Comme pour ses deux précédents documentaires (Secteur 545 en 2005 et Paysage imposé en 2006), le réalisateur Pierre Creton a choisi son Pays de Caux natal comme cadre de son nouvel opus. Alors que ses expériences antécédentes avaient pour objet l'étude de deux périodes distinctes de la vie de l'être humain, l'âge adulte et la jeunesse, c'est la "vieillesse" qui sert ici de canevas au projet, et permet ainsi de conclure sa trilogie des "trois âges". Creton raconte comment lui est venue l'idée de s'installer dans le centre de gérontologie, théâtre de l'action, au sein de Maniquerville : "Durant mes années au Contrôle Laitier, alors que ma route me conduit quatre fois par jour à passer devant le Centre (à dix kilomètres de chez moi) le désir de m’approcher me taraude. Paysage imposé est encore en tournage quand me vient l’idée d’un film à Maniquerville (...)."
Le Centre, construit en 1974, partage son parc avec un château du XIXe siècle aujourd'hui en ruine, suite à un incendie jamais réparé. Les arbres centenaires qui composent le parc semblent avoir imprégnés de leurs "âmes" l'ensemble des résidents du centre, personnel soignant et patients. Mais le château racheté et les normes trop vétustes obligent tout le monde à devoir emménager dans un nouvel endroit, même pas encore construit. Un déménagement vécu comme un déchirement, comme l'explique le réalisateur : "Le parc aux arbres exceptionnels qui était le prolongement naturel du Centre est devenu un chaos. Sous les yeux même des résidents qui doivent déjà lutter contre le naufrage de leur propre autonomie et préserver leur individualité, on orchestre la destruction du monde auquel ils ont appartenu (le château, les arbres, les chemins) pour recomposer un environnement illusoire consacré aux loisirs et au tourisme qui les exclut."
Une perte imprévue avec laquelle il a fallu composer: " J’ignorais avant d’envisager ce film que le Centre allait déménager (...)", ajoute Pierre Creton. "L’apprenant, il devenait nécessaire et urgent d’en retenir les images.

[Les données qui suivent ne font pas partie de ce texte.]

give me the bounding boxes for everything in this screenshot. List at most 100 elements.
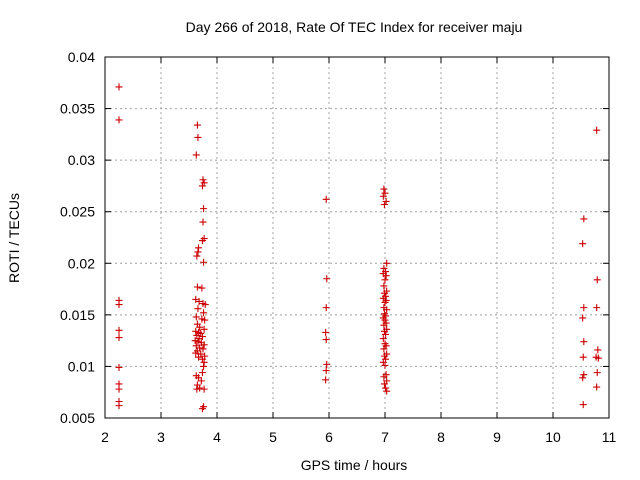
data-point (196, 323, 204, 331)
x-tick-labels: 2 3 4 5 6 7 8 9 10 11 (101, 429, 616, 445)
data-point (192, 313, 200, 321)
data-points (115, 83, 602, 413)
x-tick-label: 4 (213, 429, 221, 445)
data-point (382, 384, 390, 392)
data-point (379, 358, 387, 366)
data-point (196, 384, 204, 392)
data-point (380, 264, 388, 272)
data-point (195, 244, 203, 252)
data-point (115, 116, 123, 124)
data-point (380, 321, 388, 329)
axis-ticks (104, 56, 610, 419)
data-point (579, 240, 587, 248)
data-point (200, 179, 208, 187)
data-point (115, 334, 123, 342)
data-point (379, 335, 387, 343)
data-point (194, 248, 202, 256)
data-point (193, 121, 201, 129)
data-point (322, 367, 330, 375)
data-point (192, 349, 200, 357)
data-point (579, 374, 587, 382)
data-point (380, 282, 388, 290)
data-point (381, 189, 389, 197)
data-point (193, 252, 201, 260)
data-point (594, 346, 602, 354)
data-point (381, 316, 389, 324)
data-point (579, 353, 587, 361)
y-tick-label: 0.03 (68, 152, 95, 168)
data-point (382, 272, 390, 280)
y-tick-labels: 0.005 0.01 0.015 0.02 0.025 0.03 0.035 0.04 (60, 49, 95, 426)
data-point (323, 275, 331, 283)
data-point (593, 383, 601, 391)
data-point (198, 284, 206, 292)
data-point (200, 362, 208, 370)
data-point (380, 185, 388, 193)
data-point (197, 329, 205, 337)
y-tick-label: 0.005 (60, 410, 95, 426)
y-tick-label: 0.025 (60, 204, 95, 220)
data-point (200, 258, 208, 266)
data-point (593, 126, 601, 134)
data-point (381, 361, 389, 369)
data-point (380, 352, 388, 360)
data-point (383, 306, 391, 314)
x-tick-label: 3 (157, 429, 165, 445)
y-tick-label: 0.02 (68, 255, 95, 271)
data-point (193, 283, 201, 291)
data-point (579, 401, 587, 409)
x-tick-label: 2 (101, 429, 109, 445)
data-point (383, 387, 391, 395)
data-point (580, 338, 588, 346)
data-point (198, 405, 206, 413)
grid-lines (105, 57, 609, 418)
data-point (200, 341, 208, 349)
data-point (194, 133, 202, 141)
data-point (200, 385, 208, 393)
data-point (198, 182, 206, 190)
data-point (579, 314, 587, 322)
y-tick-label: 0.035 (60, 101, 95, 117)
data-point (382, 330, 390, 338)
data-point (115, 402, 123, 410)
data-point (115, 301, 123, 309)
data-point (593, 369, 601, 377)
data-point (200, 309, 208, 317)
data-point (580, 371, 588, 379)
data-point (198, 369, 206, 377)
data-point (383, 259, 391, 267)
data-point (323, 360, 331, 368)
x-tick-label: 6 (325, 429, 333, 445)
data-point (580, 304, 588, 312)
y-axis-label: ROTI / TECUs (6, 193, 22, 283)
data-point (197, 377, 205, 385)
data-point (194, 338, 202, 346)
x-tick-label: 11 (602, 429, 617, 445)
data-point (198, 237, 206, 245)
x-tick-label: 8 (437, 429, 445, 445)
data-point (199, 218, 207, 226)
data-point (594, 354, 602, 362)
plot-border (104, 56, 610, 419)
data-point (200, 358, 208, 366)
data-point (115, 83, 123, 91)
data-point (201, 301, 209, 309)
data-point (382, 197, 390, 205)
data-point (195, 335, 203, 343)
x-axis-label: GPS time / hours (301, 457, 408, 473)
data-point (380, 373, 388, 381)
x-tick-label: 5 (269, 429, 277, 445)
data-point (322, 195, 330, 203)
data-point (381, 298, 389, 306)
data-point (593, 276, 601, 284)
y-tick-label: 0.015 (60, 307, 95, 323)
data-point (195, 297, 203, 305)
y-tick-label: 0.04 (68, 49, 95, 65)
data-point (380, 327, 388, 335)
data-point (198, 355, 206, 363)
data-point (201, 316, 209, 324)
data-point (115, 363, 123, 371)
data-point (593, 304, 601, 312)
data-point (200, 205, 208, 213)
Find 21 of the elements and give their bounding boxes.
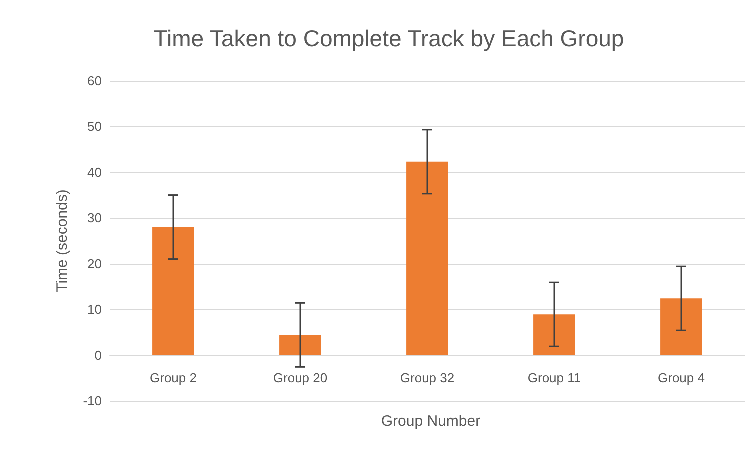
x-axis-title: Group Number (381, 413, 481, 430)
y-tick-label: 50 (88, 119, 102, 134)
chart-title: Time Taken to Complete Track by Each Group (154, 26, 624, 52)
bar (406, 162, 448, 356)
y-tick-label: 0 (94, 348, 102, 363)
y-tick-label: 40 (88, 164, 102, 180)
y-tick-label: 60 (88, 74, 102, 88)
bar (660, 298, 702, 356)
x-tick-label: Group 2 (150, 370, 197, 386)
x-tick-label: Group 4 (658, 370, 705, 386)
x-tick-label: Group 11 (528, 370, 582, 386)
y-tick-label: -10 (83, 394, 102, 408)
y-tick-label: 10 (88, 302, 102, 318)
y-tick-label: 30 (88, 210, 102, 226)
x-tick-label: Group 32 (400, 370, 455, 386)
bar (280, 335, 322, 356)
x-tick-label: Group 20 (273, 370, 328, 386)
bar (534, 314, 576, 356)
y-axis-title: Time (seconds) (54, 190, 71, 292)
bar (152, 227, 194, 356)
y-tick-label: 20 (88, 256, 102, 272)
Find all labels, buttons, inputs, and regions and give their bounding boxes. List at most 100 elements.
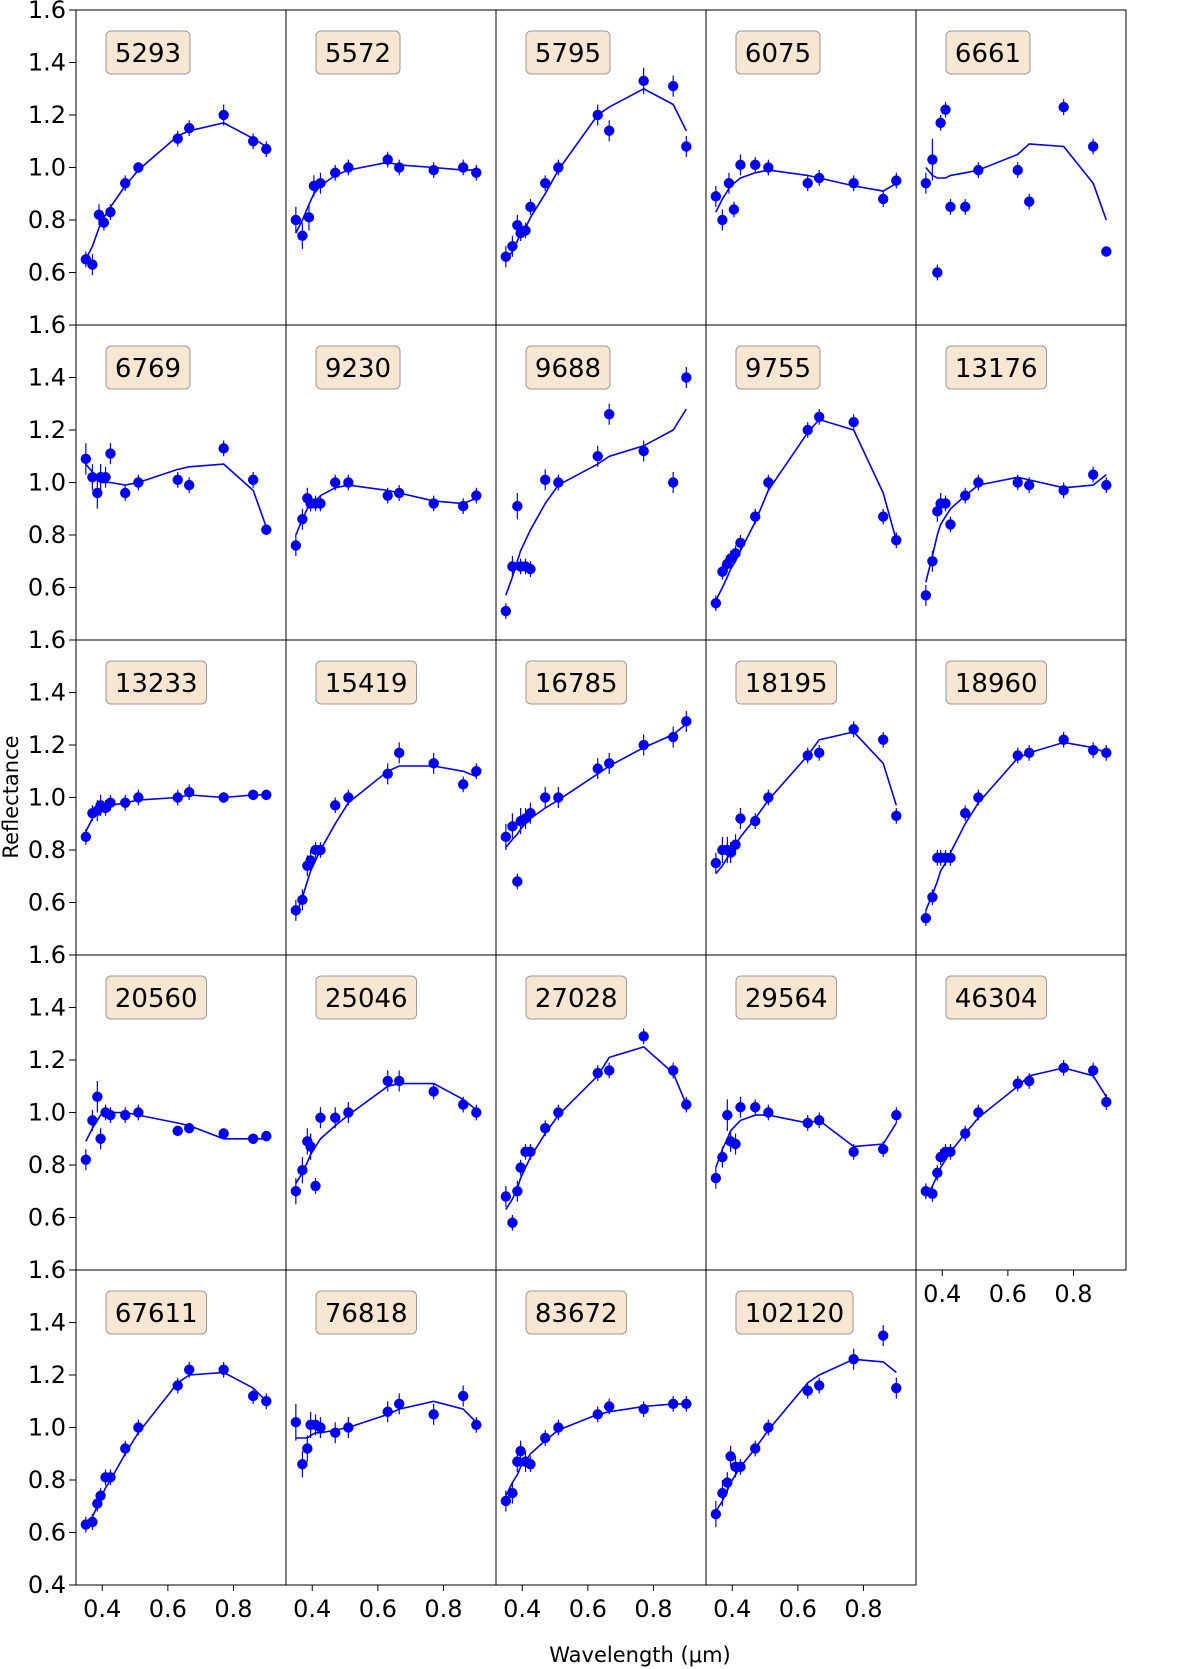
data-point — [184, 787, 195, 798]
data-point — [394, 162, 405, 173]
data-point — [302, 1443, 313, 1454]
data-point — [920, 178, 932, 189]
data-point — [667, 731, 679, 743]
panel-id-box — [945, 345, 1047, 390]
data-point — [728, 204, 740, 215]
data-point — [1058, 734, 1069, 745]
data-point — [92, 487, 103, 499]
y-tick-label: 1.4 — [28, 679, 66, 707]
panel-id-box — [315, 975, 417, 1020]
data-point — [710, 1508, 722, 1520]
y-tick-label: 0.6 — [28, 1204, 66, 1232]
spectrum-panel-6661: 6661 — [915, 9, 1127, 326]
spectrum-panel-9688: 9688 — [495, 324, 707, 641]
spectrum-panel-13233: 13233 — [75, 639, 287, 956]
data-point — [343, 477, 354, 488]
panel-id-label: 83672 — [525, 1290, 627, 1335]
data-point — [1012, 750, 1023, 761]
data-point — [725, 1451, 736, 1462]
data-point — [394, 487, 405, 499]
panel-id-box — [735, 975, 837, 1020]
data-point — [848, 416, 859, 428]
y-tick-label: 1.0 — [28, 784, 66, 812]
data-point — [717, 1151, 728, 1163]
data-point — [710, 191, 722, 202]
spectrum-panel-6075: 6075 — [705, 9, 917, 326]
ticks-layer: 0.6 0.8 1.0 1.2 1.4 1.6 0.6 0.8 1.0 1.2 1.4 1.6 0.6 0… — [28, 0, 1093, 1623]
data-point — [218, 1128, 229, 1139]
data-point — [105, 206, 116, 218]
data-point — [1101, 479, 1112, 491]
data-point — [184, 1123, 195, 1134]
panel-id-text: 5572 — [325, 39, 391, 69]
data-point — [525, 201, 536, 213]
panel-id-label: 6661 — [945, 30, 1031, 75]
data-point — [604, 409, 615, 420]
panel-id-box — [735, 1290, 854, 1335]
y-tick-label: 1.2 — [28, 1361, 66, 1389]
data-point — [428, 498, 439, 509]
data-point — [1087, 745, 1099, 756]
data-point — [172, 1125, 183, 1137]
data-point — [394, 1398, 405, 1410]
y-axis-title: Reflectance — [0, 735, 23, 858]
spectrum-panel-15419: 15419 — [285, 639, 497, 956]
panel-id-text: 9755 — [745, 354, 811, 384]
y-tick-label: 0.8 — [28, 521, 66, 549]
data-point — [133, 162, 144, 173]
panel-id-box — [315, 660, 417, 705]
data-point — [105, 448, 116, 459]
spectrum-panel-25046: 25046 — [285, 954, 497, 1271]
model-line — [85, 122, 267, 260]
data-point — [735, 813, 746, 824]
panel-id-text: 83672 — [535, 1299, 618, 1329]
x-tick-label: 0.4 — [923, 1280, 961, 1308]
y-tick-label: 0.8 — [28, 1466, 66, 1494]
data-point — [681, 716, 692, 727]
data-point — [725, 847, 736, 858]
data-point — [750, 1443, 761, 1454]
data-point — [927, 1188, 938, 1200]
panel-id-box — [735, 30, 821, 75]
panel-id-text: 76818 — [325, 1299, 408, 1329]
data-point — [343, 1422, 354, 1433]
model-line — [925, 143, 1108, 221]
data-point — [802, 1385, 813, 1396]
data-point — [723, 178, 735, 189]
data-point — [932, 506, 943, 517]
panel-id-text: 46304 — [955, 984, 1038, 1014]
spectrum-panel-76818: 76818 — [285, 1269, 497, 1586]
data-point — [290, 540, 302, 551]
x-tick-label: 0.4 — [503, 1595, 541, 1623]
y-tick-label: 1.6 — [28, 941, 66, 969]
data-point — [891, 1382, 902, 1394]
panel-id-box — [105, 975, 207, 1020]
data-point — [927, 556, 938, 567]
data-point — [297, 230, 308, 241]
panel-id-label: 5293 — [105, 30, 191, 75]
panel-id-text: 18960 — [955, 669, 1038, 699]
y-tick-label: 0.6 — [28, 889, 66, 917]
data-point — [730, 839, 741, 850]
data-point — [1024, 479, 1035, 491]
y-tick-label: 1.2 — [28, 1046, 66, 1074]
panel-id-text: 18195 — [745, 669, 828, 699]
data-point — [310, 1180, 321, 1192]
data-point — [315, 1112, 326, 1123]
x-tick-label: 0.4 — [293, 1595, 331, 1623]
data-point — [512, 876, 523, 887]
data-point — [261, 789, 272, 801]
data-point — [750, 815, 761, 827]
panel-id-box — [525, 660, 627, 705]
data-point — [80, 831, 92, 843]
data-point — [80, 453, 92, 465]
data-point — [315, 1422, 326, 1433]
data-point — [604, 1065, 615, 1076]
panel-id-text: 29564 — [745, 984, 828, 1014]
spectrum-panel-6769: 6769 — [75, 324, 287, 641]
x-tick-label: 0.8 — [424, 1595, 462, 1623]
data-point — [932, 1167, 943, 1179]
spectrum-panel-67611: 67611 — [75, 1269, 287, 1586]
panel-id-text: 5795 — [535, 39, 601, 69]
panel-id-label: 9688 — [525, 345, 611, 390]
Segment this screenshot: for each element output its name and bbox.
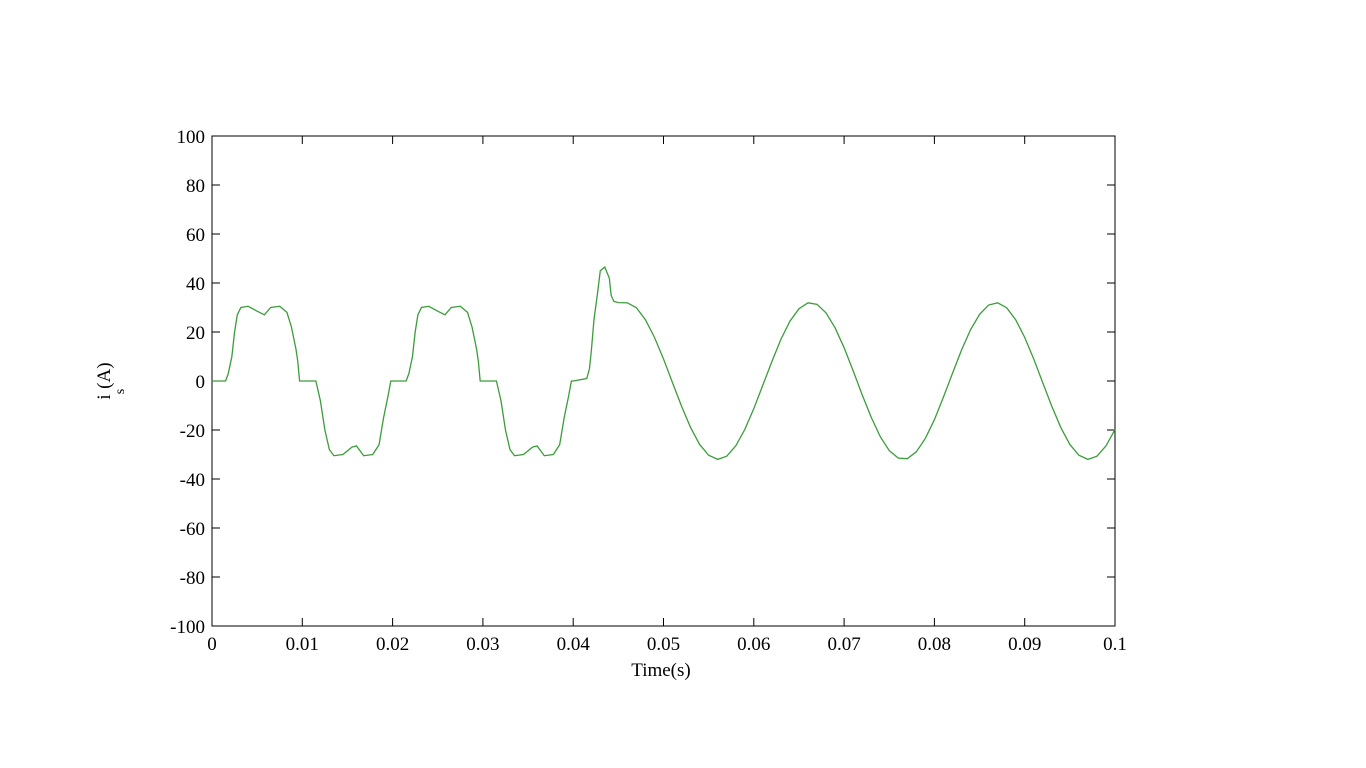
y-label-unit: (A) xyxy=(94,362,115,388)
y-tick-label: 20 xyxy=(186,323,205,344)
y-label-main: i xyxy=(94,394,115,399)
x-tick-label: 0.08 xyxy=(918,634,951,655)
x-tick-label: 0.09 xyxy=(1008,634,1041,655)
y-tick-label: 80 xyxy=(186,176,205,197)
y-tick-label: 0 xyxy=(196,372,206,393)
y-tick-label: -60 xyxy=(180,519,205,540)
y-tick-label: 100 xyxy=(177,127,206,148)
y-tick-label: -20 xyxy=(180,421,205,442)
x-tick-label: 0.05 xyxy=(647,634,680,655)
x-tick-label: 0 xyxy=(207,634,217,655)
x-tick-label: 0.07 xyxy=(827,634,860,655)
x-tick-label: 0.03 xyxy=(466,634,499,655)
data-line xyxy=(212,266,1116,461)
y-label-sub: s xyxy=(113,389,128,394)
x-tick-label: 0.1 xyxy=(1103,634,1127,655)
x-tick-label: 0.01 xyxy=(286,634,319,655)
y-tick-label: -40 xyxy=(180,470,205,491)
y-tick-label: -80 xyxy=(180,568,205,589)
y-axis-label: is(A) xyxy=(94,362,128,399)
y-tick-label: -100 xyxy=(170,617,205,638)
y-tick-label: 40 xyxy=(186,274,205,295)
x-axis-label: Time(s) xyxy=(631,660,690,681)
x-tick-label: 0.04 xyxy=(557,634,591,655)
x-tick-label: 0.06 xyxy=(737,634,770,655)
x-tick-label: 0.02 xyxy=(376,634,409,655)
y-tick-label: 60 xyxy=(186,225,205,246)
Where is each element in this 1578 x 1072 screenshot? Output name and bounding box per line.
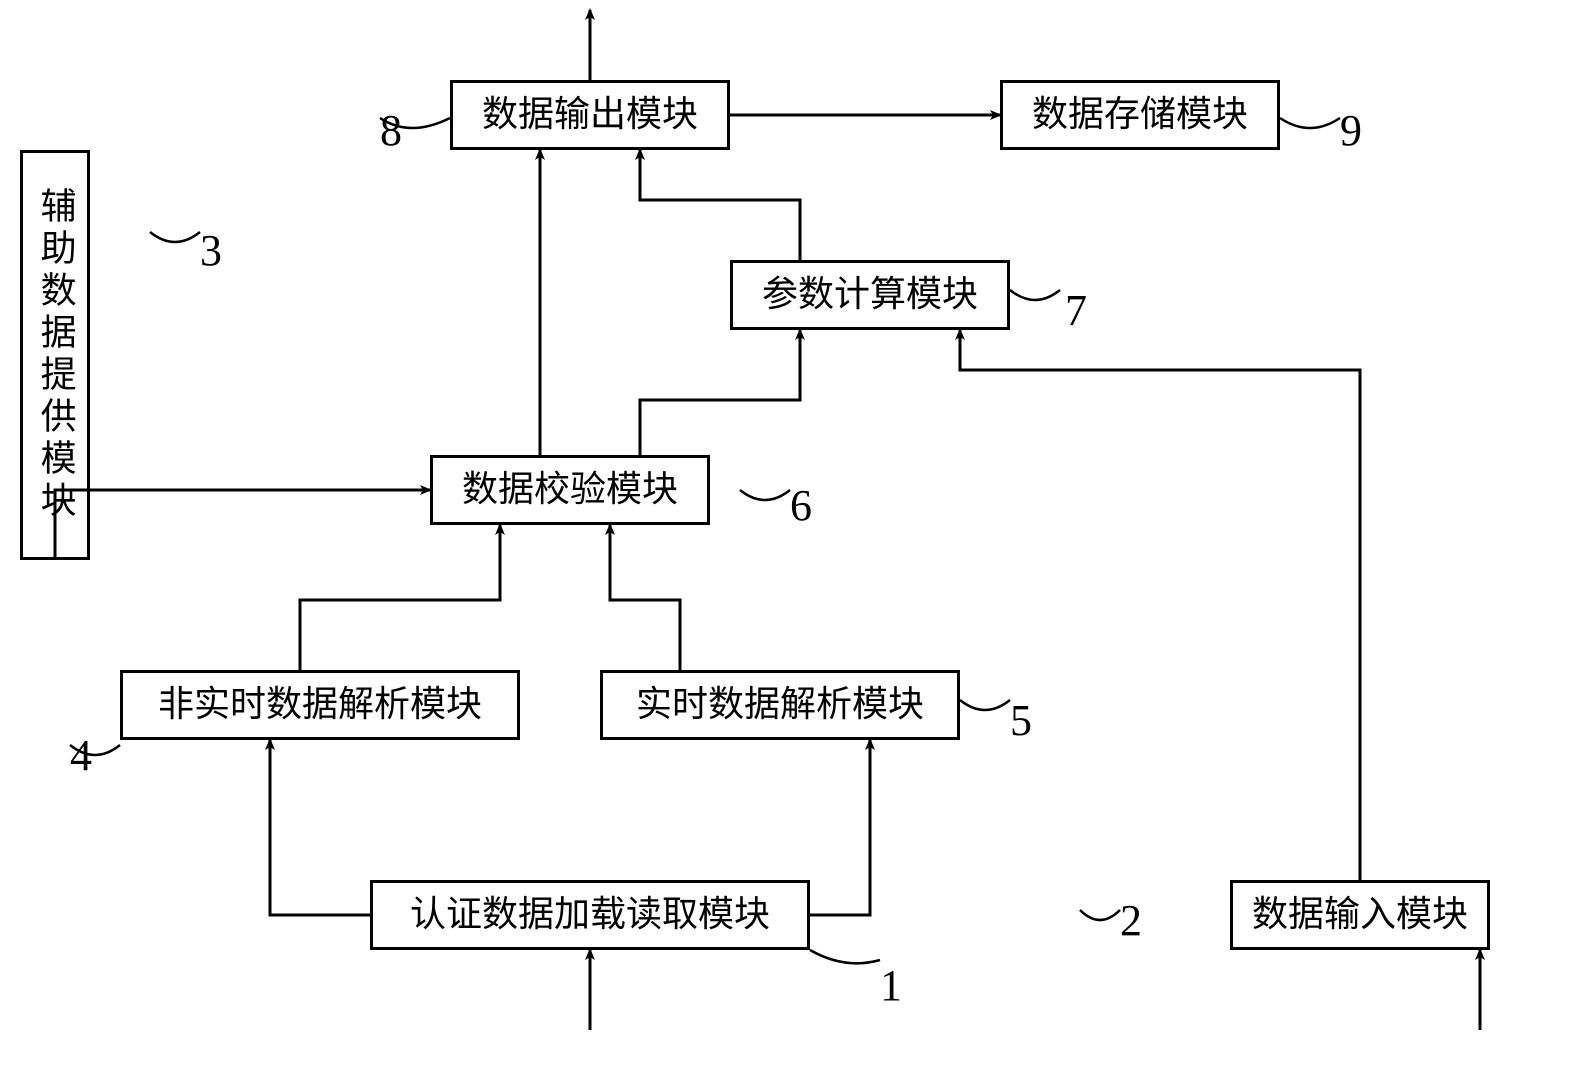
connector-n6 (740, 490, 790, 500)
node-label-n1: 认证数据加载读取模块 (410, 893, 770, 936)
num-label-n1: 1 (880, 960, 902, 1011)
num-label-n7: 7 (1065, 285, 1087, 336)
edge-4 (300, 525, 500, 670)
node-n9: 数据存储模块 (1000, 80, 1280, 150)
connector-n5 (960, 700, 1010, 710)
num-label-n8: 8 (380, 105, 402, 156)
node-label-n8: 数据输出模块 (482, 93, 698, 136)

Je ne cherche pas tant à montrer une société de plus en plus cynique mais plutôt une vision utopique où une population aurait le droit de vieillir en douceur dans le paysage familier où elle a toujours vécu. Maniquerville n’est pas un film sur la vieillesse mais sur la vie et la transmission qui passe par les résidents, Françoise, Clara et Proust."
La comédienne Francoise Lebrun s'est convertie en animatrice d'un genre nouveau en intervenant régulièrement au centre, pour des lectures hebdomadaires de divers textes de Proust. Même si elle devait initialement organiser ses interventions pour le besoin du film, elle s'est imprégnée de plus en plus de sa "mission" comme nous l'apprend le réalisateur : " Elle désirait voir le lieu, spontanément pendant la visite, elle me propose d’y venir faire des lectures. C’est le début d’un scénario, d’une fiction. Ses lectures ne sont pas motivées ici par les seuls besoins du film, elles sont une animation pour les résidents. Nous avons cherché ensemble quels textes captiveraient le plus nos auditeurs : des contes, des fables, des nouvelles, des récits ? J’avais repris quelques mois auparavant la lecture de La recherche du temps perdu. Un passage sur le souvenir des arbres me semblait approcher ce dont je voulais parler à propos du parc de Maniquerville et la suite en a découlé naturellement", raconte-t-il.
Maniquerville a été présenté au FID Marseille, à la Viennale et au Festival du Film de Turin 2009.